为了解决这个问题,我尝试对我的数据进行子集化,但这对我来说也不起作用(但对练习数据有效)
x<-subset(lti_first, hai_atc=="V07AY03" | hai_atc=="A11JC94" & (date_of_claim>="2010-04-01" & date_of_claim<"2010-10-01"))
我做错了什么?对我来说,我的代码看起来完全相同!
示例df
names<-c("tom", "mary", "tom", "john", "mary",
"tom", "john", "mary", "john", "mary", "tom", "mary", "john", "john")
dates<-as.Date(c("2010-02-01", "2010-05-01", "2010-03-01",
"2010-07-01", "2010-07-01", "2010-06-01", "2010-09-01",
"2010-07-01", "2010-11-01", "2010-09-01", "2010-08-01",
"2010-11-01", "2010-12-01", "2011-01-01"))
fruit<-as.character(c("apple", "orange", "banana", "kiwi",
"apple", "apple", "apple", "orange", "banana", "apple",
"kiwi", "apple", "orange", "apple"))
age<-as.numeric(c(60,55,60,57,55,60,57,55,57,55,60,55, 57,57))
sex<-as.character(c("m","f","m","m","f","m","m",
"f","m","f","m","f","m", "m"))
df2<-data.frame(names,dates, age, sex, fruit)
df2
dput(df2)
structure(list(names = structure(c(3L, 2L, 3L, 1L, 2L, 3L, 1L,
2L, 1L, 2L, 3L, 2L, 1L, 1L), .Label = c("john", "mary", "tom"
), class = "factor"), dates = structure(c(14641, 14730, 14669,
14791, 14791, 14761, 14853, 14791, 14914, 14853, 14822, 14914,
14944, 14975), class = "Date"), age = c(60, 55, 60, 57, 55, 60,
57, 55, 57, 55, 60, 55, 57, 57), sex = structure(c(2L, 1L, 2L,
2L, 1L, 2L, 2L, 1L, 2L, 1L, 2L, 1L, 2L, 2L), .Label = c("f",
"m"), class = "factor"), fruit = structure(c(1L, 4L, 2L, 3L,
1L, 1L, 1L, 4L, 2L, 1L, 3L, 1L, 4L, 1L), .Label = c("apple",
"banana", "kiwi", "orange"), class = "factor")), .Names = c("names",
"dates", "age", "sex", "fruit"), row.names = c(NA, -14L), class = "data.frame")
**实际数据太大而无法输入,这里是str而不是
str(sample_lti_first)
'data.frame': 20 obs. of 5 variables:
$ hai_dispense_number: Factor w/ 53485 levels "Patient HAI0000017",..: 22260 22260 2527 24311 24311 24311 24311 13674 13674 13674 ...
$ sex : Factor w/ 4 levels "F","M","U","X": 2 2 2 1 1 1 1 1 1 1 ...
$ hai_age : int 18 18 27 40 40 40 40 28 28 28 ...
$ date_of_claim : Date, format: "2009-10-09" "2009-10-09" "2009-10-18" ...
$ hai_atc : Factor w/ 1038 levels "","A01AA01","A01AB03",..: 144 76 859 80 1009 1009 859 81 1008 859 ...
答案 0 :(得分:3)
我认为扩展@Aaron的评论非常重要。

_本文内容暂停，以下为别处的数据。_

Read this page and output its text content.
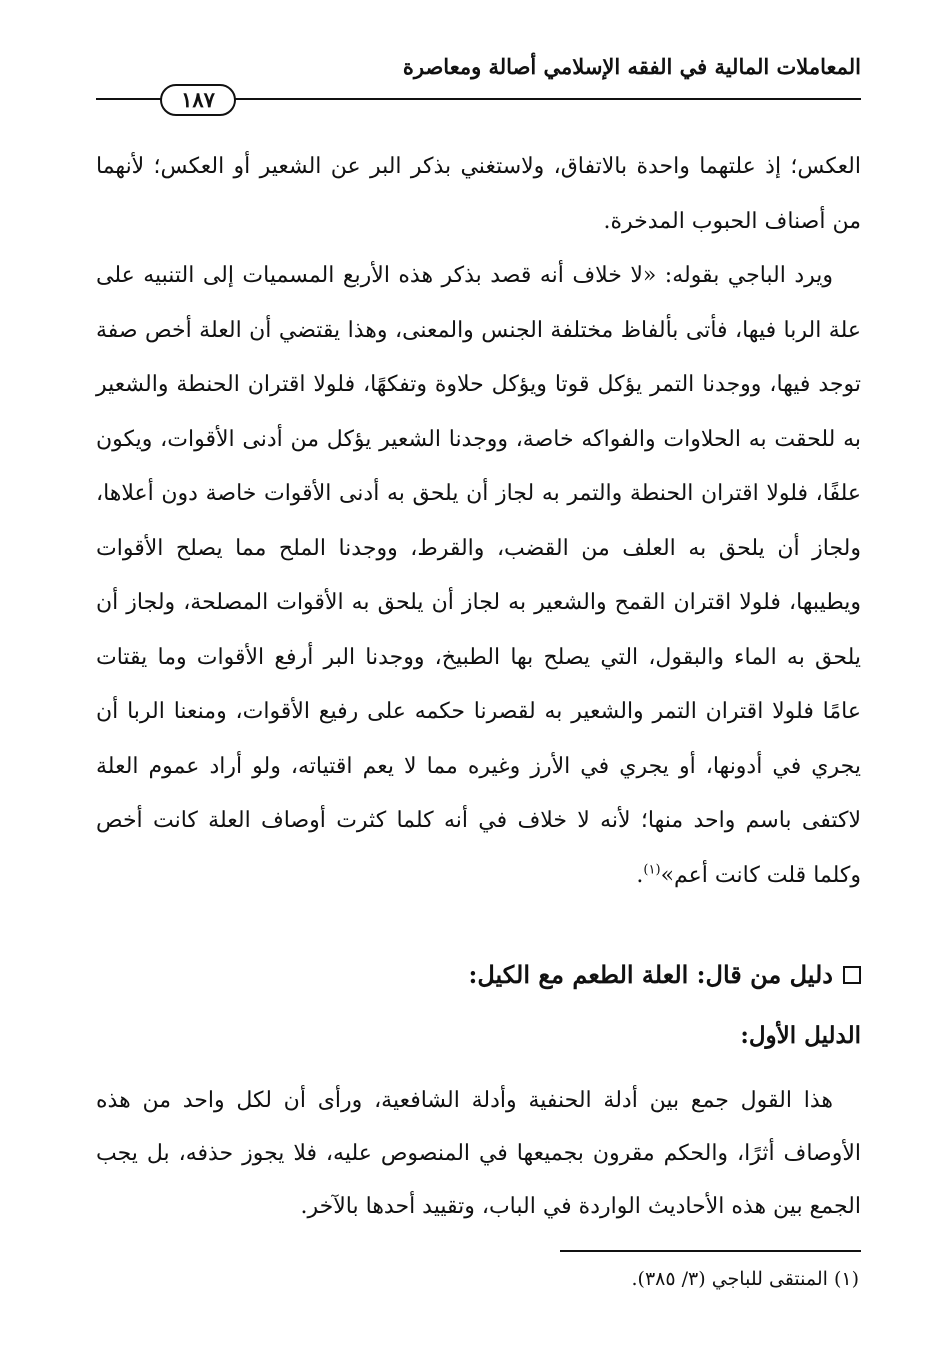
المعاملات المالية في الفقه الإسلامي أصالة ومعاصرة
١٨٧

العكس؛ إذ علتهما واحدة بالاتفاق، ولاستغني بذكر البر عن الشعير أو العكس؛ لأنهما من أصناف الحبوب المدخرة.

ويرد الباجي بقوله: «لا خلاف أنه قصد بذكر هذه الأربع المسميات إلى التنبيه على علة الربا فيها، فأتى بألفاظ مختلفة الجنس والمعنى، وهذا يقتضي أن العلة أخص صفة توجد فيها، ووجدنا التمر يؤكل قوتا ويؤكل حلاوة وتفكهًا، فلولا اقتران الحنطة والشعير به للحقت به الحلاوات والفواكه خاصة، ووجدنا الشعير يؤكل من أدنى الأقوات، ويكون علفًا، فلولا اقتران الحنطة والتمر به لجاز أن يلحق به أدنى الأقوات خاصة دون أعلاها، ولجاز أن يلحق به العلف من القضب، والقرط، ووجدنا الملح مما يصلح الأقوات ويطيبها، فلولا اقتران القمح والشعير به لجاز أن يلحق به الأقوات المصلحة، ولجاز أن يلحق به الماء والبقول، التي يصلح بها الطبيخ، ووجدنا البر أرفع الأقوات وما يقتات عامًا فلولا اقتران التمر والشعير به لقصرنا حكمه على رفيع الأقوات، ومنعنا الربا أن يجري في أدونها، أو يجري في الأرز وغيره مما لا يعم اقتياته، ولو أراد عموم العلة لاكتفى باسم واحد منها؛ لأنه لا خلاف في أنه كلما كثرت أوصاف العلة كانت أخص وكلما قلت كانت أعم»$^{(١)}$.

دليل من قال: العلة الطعم مع الكيل:
الدليل الأول:

هذا القول جمع بين أدلة الحنفية وأدلة الشافعية، ورأى أن لكل واحد من هذه الأوصاف أثرًا، والحكم مقرون بجميعها في المنصوص عليه، فلا يجوز حذفه، بل يجب الجمع بين هذه الأحاديث الواردة في الباب، وتقييد أحدها بالآخر.

(١) المنتقى للباجي (٣/ ٣٨٥).
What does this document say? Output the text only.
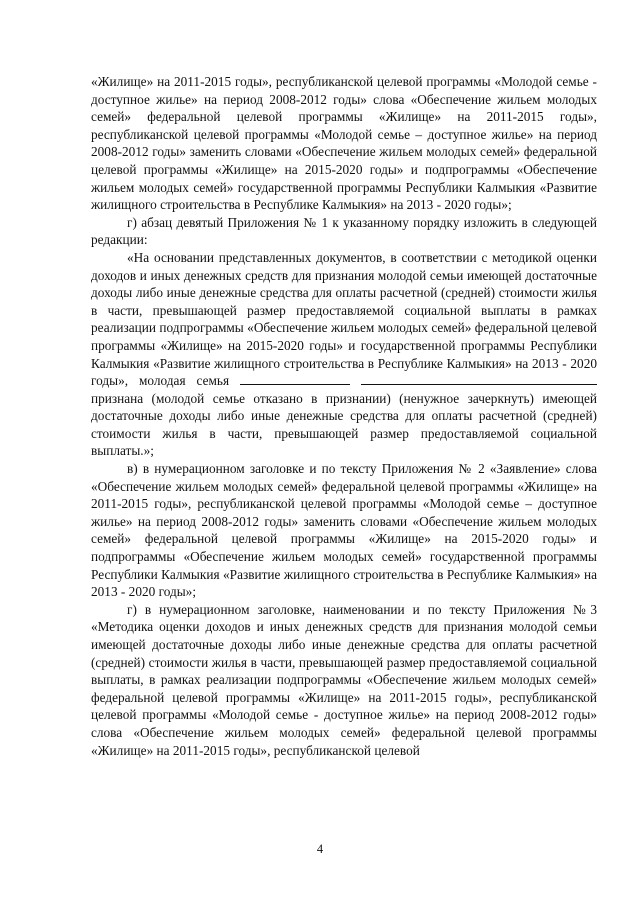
«Жилище» на 2011-2015 годы», республиканской целевой программы «Молодой семье - доступное жилье» на период 2008-2012 годы» слова «Обеспечение жильем молодых семей» федеральной целевой программы «Жилище» на 2011-2015 годы», республиканской целевой программы «Молодой семье – доступное жилье» на период 2008-2012 годы» заменить словами «Обеспечение жильем молодых семей» федеральной целевой программы «Жилище» на 2015-2020 годы» и подпрограммы «Обеспечение жильем молодых семей» государственной программы Республики Калмыкия «Развитие жилищного строительства в Республике Калмыкия» на 2013 - 2020 годы»;

г) абзац девятый Приложения № 1 к указанному порядку изложить в следующей редакции:

«На основании представленных документов, в соответствии с методикой оценки доходов и иных денежных средств для признания молодой семьи имеющей достаточные доходы либо иные денежные средства для оплаты расчетной (средней) стоимости жилья в части, превышающей размер предоставляемой социальной выплаты в рамках реализации подпрограммы «Обеспечение жильем молодых семей» федеральной целевой программы «Жилище» на 2015-2020 годы» и государственной программы Республики Калмыкия «Развитие жилищного строительства в Республике Калмыкия» на 2013 - 2020 годы», молодая семья   признана (молодой семье отказано в признании) (ненужное зачеркнуть) имеющей достаточные доходы либо иные денежные средства для оплаты расчетной (средней) стоимости жилья в части, превышающей размер предоставляемой социальной выплаты.»;

в) в нумерационном заголовке и по тексту Приложения № 2 «Заявление» слова «Обеспечение жильем молодых семей» федеральной целевой программы «Жилище» на 2011-2015 годы», республиканской целевой программы «Молодой семье – доступное жилье» на период 2008-2012 годы» заменить словами «Обеспечение жильем молодых семей» федеральной целевой программы «Жилище» на 2015-2020 годы» и подпрограммы «Обеспечение жильем молодых семей» государственной программы Республики Калмыкия «Развитие жилищного строительства в Республике Калмыкия» на 2013 - 2020 годы»;

г) в нумерационном заголовке, наименовании и по тексту Приложения №3 «Методика оценки доходов и иных денежных средств для признания молодой семьи имеющей достаточные доходы либо иные денежные средства для оплаты расчетной (средней) стоимости жилья в части, превышающей размер предоставляемой социальной выплаты, в рамках реализации подпрограммы «Обеспечение жильем молодых семей» федеральной целевой программы «Жилище» на 2011-2015 годы», республиканской целевой программы «Молодой семье - доступное жилье» на период 2008-2012 годы» слова «Обеспечение жильем молодых семей» федеральной целевой программы «Жилище» на 2011-2015 годы», республиканской целевой

4
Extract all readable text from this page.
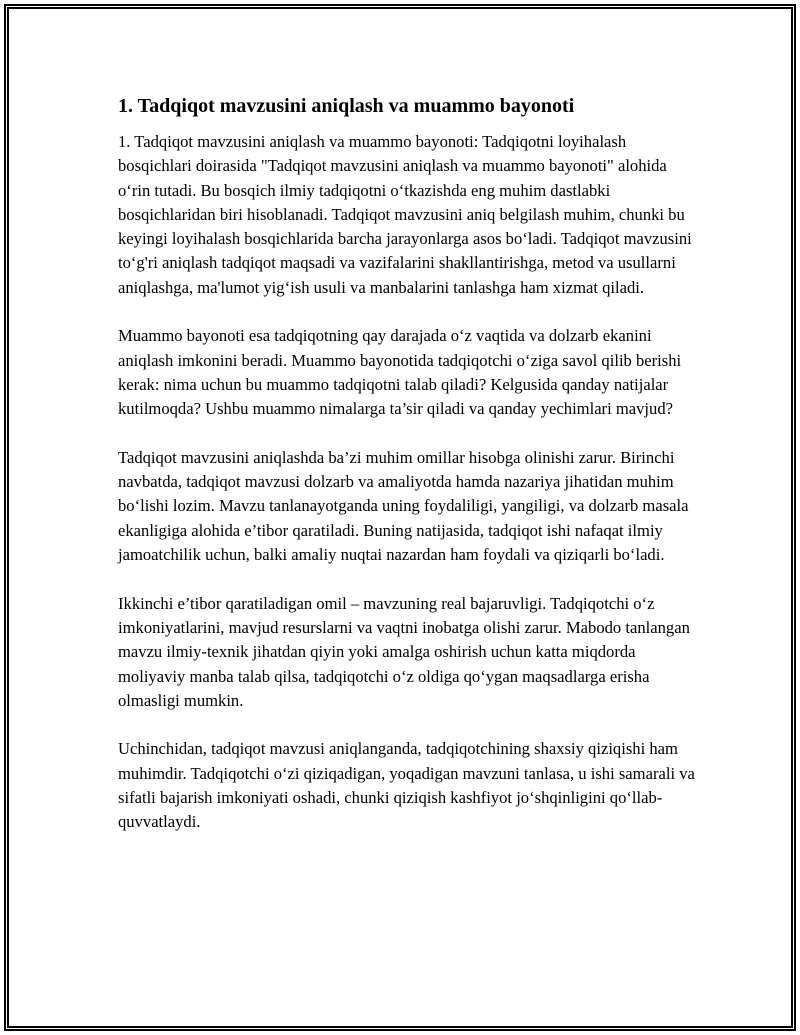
1. Tadqiqot mavzusini aniqlash va muammo bayonoti

1. Tadqiqot mavzusini aniqlash va muammo bayonoti: Tadqiqotni loyihalash bosqichlari doirasida "Tadqiqot mavzusini aniqlash va muammo bayonoti" alohida o‘rin tutadi. Bu bosqich ilmiy tadqiqotni o‘tkazishda eng muhim dastlabki bosqichlaridan biri hisoblanadi. Tadqiqot mavzusini aniq belgilash muhim, chunki bu keyingi loyihalash bosqichlarida barcha jarayonlarga asos bo‘ladi. Tadqiqot mavzusini to‘g'ri aniqlash tadqiqot maqsadi va vazifalarini shakllantirishga, metod va usullarni aniqlashga, ma'lumot yig‘ish usuli va manbalarini tanlashga ham xizmat qiladi.

Muammo bayonoti esa tadqiqotning qay darajada o‘z vaqtida va dolzarb ekanini aniqlash imkonini beradi. Muammo bayonotida tadqiqotchi o‘ziga savol qilib berishi kerak: nima uchun bu muammo tadqiqotni talab qiladi? Kelgusida qanday natijalar kutilmoqda? Ushbu muammo nimalarga ta’sir qiladi va qanday yechimlari mavjud?

Tadqiqot mavzusini aniqlashda ba’zi muhim omillar hisobga olinishi zarur. Birinchi navbatda, tadqiqot mavzusi dolzarb va amaliyotda hamda nazariya jihatidan muhim bo‘lishi lozim. Mavzu tanlanayotganda uning foydaliligi, yangiligi, va dolzarb masala ekanligiga alohida e’tibor qaratiladi. Buning natijasida, tadqiqot ishi nafaqat ilmiy jamoatchilik uchun, balki amaliy nuqtai nazardan ham foydali va qiziqarli bo‘ladi.

Ikkinchi e’tibor qaratiladigan omil – mavzuning real bajaruvligi. Tadqiqotchi o‘z imkoniyatlarini, mavjud resurslarni va vaqtni inobatga olishi zarur. Mabodo tanlangan mavzu ilmiy-texnik jihatdan qiyin yoki amalga oshirish uchun katta miqdorda moliyaviy manba talab qilsa, tadqiqotchi o‘z oldiga qo‘ygan maqsadlarga erisha olmasligi mumkin.

Uchinchidan, tadqiqot mavzusi aniqlanganda, tadqiqotchining shaxsiy qiziqishi ham muhimdir. Tadqiqotchi o‘zi qiziqadigan, yoqadigan mavzuni tanlasa, u ishi samarali va sifatli bajarish imkoniyati oshadi, chunki qiziqish kashfiyot jo‘shqinligini qo‘llab-quvvatlaydi.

您遇到的问题是由于避免使用%in%的所有OR语句缺少括号,而OR语句在提取函数[中不起作用。你的玩具示例实际上并没有按照你想要的方式工作 - 有一个orange水果的日期为2010-12-01。没有出现其他问题只是机会。
在此代码中读取布尔逻辑的方法
df2[df2$fruit=="kiwi" | df2$fruit=="orange" | df2$fruit=="apple" & (df2$dates>= "2010-04-01" & df2$dates< "2010-10-01"), ]
是:
我想要所有df2行,其中水果是猕猴桃,所有行都是水果 橙色,以及水果是苹果和日期的所有行 2010年3月31日至10/1/2010之间。

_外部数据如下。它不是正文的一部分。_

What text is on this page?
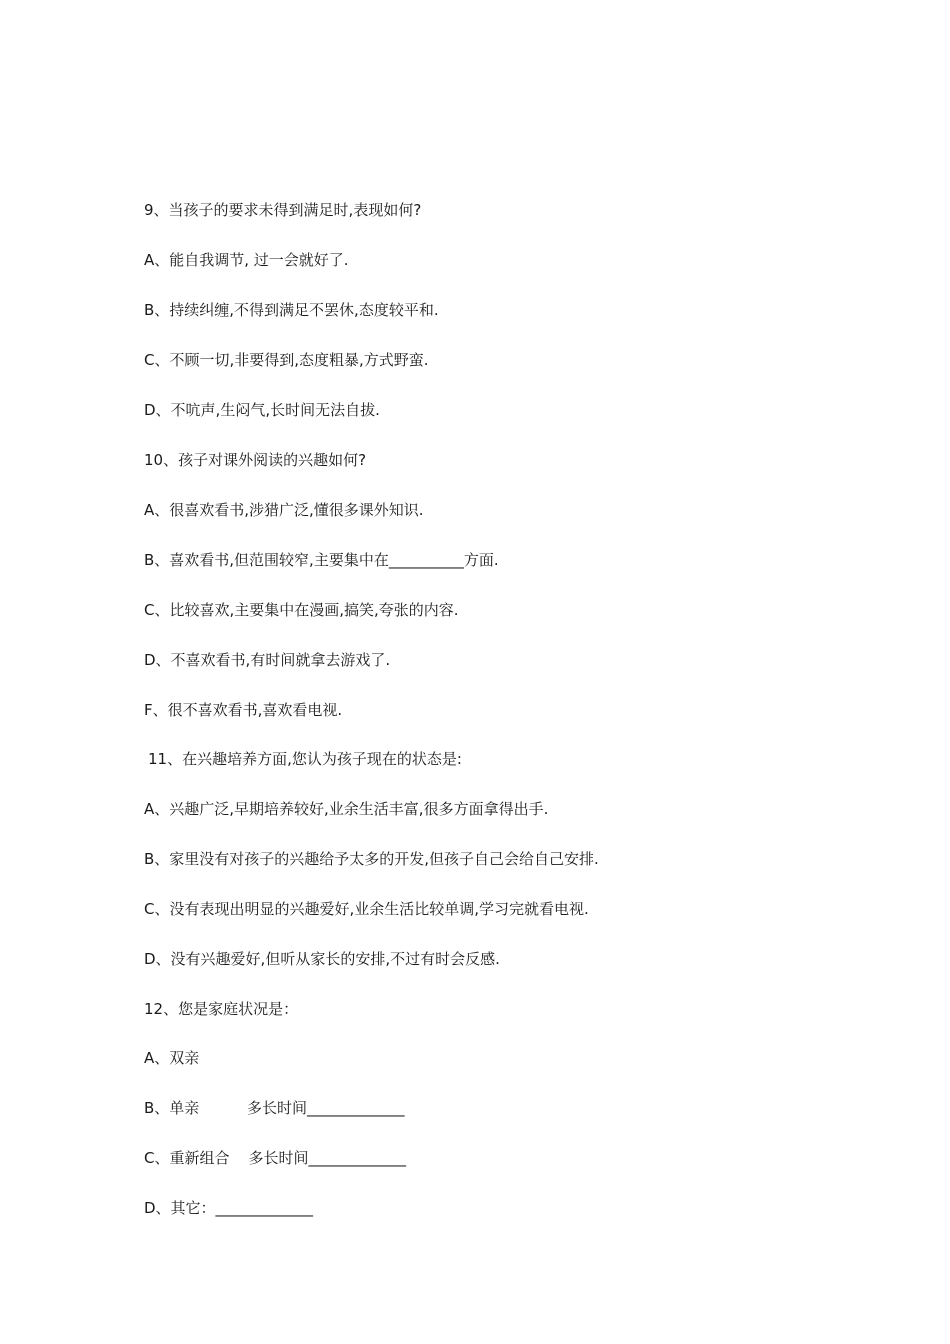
9、当孩子的要求未得到满足时,表现如何?
A、能自我调节, 过一会就好了.
B、持续纠缠,不得到满足不罢休,态度较平和.
C、不顾一切,非要得到,态度粗暴,方式野蛮.
D、不吭声,生闷气,长时间无法自拔.
10、孩子对课外阅读的兴趣如何?
A、很喜欢看书,涉猎广泛,懂很多课外知识.
B、喜欢看书,但范围较窄,主要集中在__________方面.
C、比较喜欢,主要集中在漫画,搞笑,夸张的内容.
D、不喜欢看书,有时间就拿去游戏了.
F、很不喜欢看书,喜欢看电视.
11、在兴趣培养方面,您认为孩子现在的状态是:
A、兴趣广泛,早期培养较好,业余生活丰富,很多方面拿得出手.
B、家里没有对孩子的兴趣给予太多的开发,但孩子自己会给自己安排.
C、没有表现出明显的兴趣爱好,业余生活比较单调,学习完就看电视.
D、没有兴趣爱好,但听从家长的安排,不过有时会反感.
12、您是家庭状况是：
A、双亲
B、单亲          多长时间_____________
C、重新组合    多长时间_____________
D、其它：_____________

这就是你得到的 - 只有苹果被截断到适当的日期范围。实际上玩具数据集中的日期范围之外没有猕猴桃。
现在添加一对括号:
df2[(df2$fruit=="kiwi" | df2$fruit=="orange" | df2$fruit=="apple") & (df2$dates >= "2010-04-01" & df2$dates < "2010-10-01"), ]
此代码说:
我想要df2的所有行,其中水果是猕猴桃,橙子或苹果 日期是2010年3月31日至10/1/2010之间。
尽管如此,%in%绝对是可行的方式。
答案 1 :(得分:2)
这有用吗?
data1 <- subset(lti_first,
(hai_atc %in% c("C10AA01", "C10AA03", "C10AA04", "C10AA05", "C10AA07",
"C10AB02", "C10AA04", "C10AB08", "C10AX09")) &
(date_of_claim >= as.Date("2010-04-01") & date_of_claim < as.Date("2010-10-01")))
请注意使用%in%和as.Date。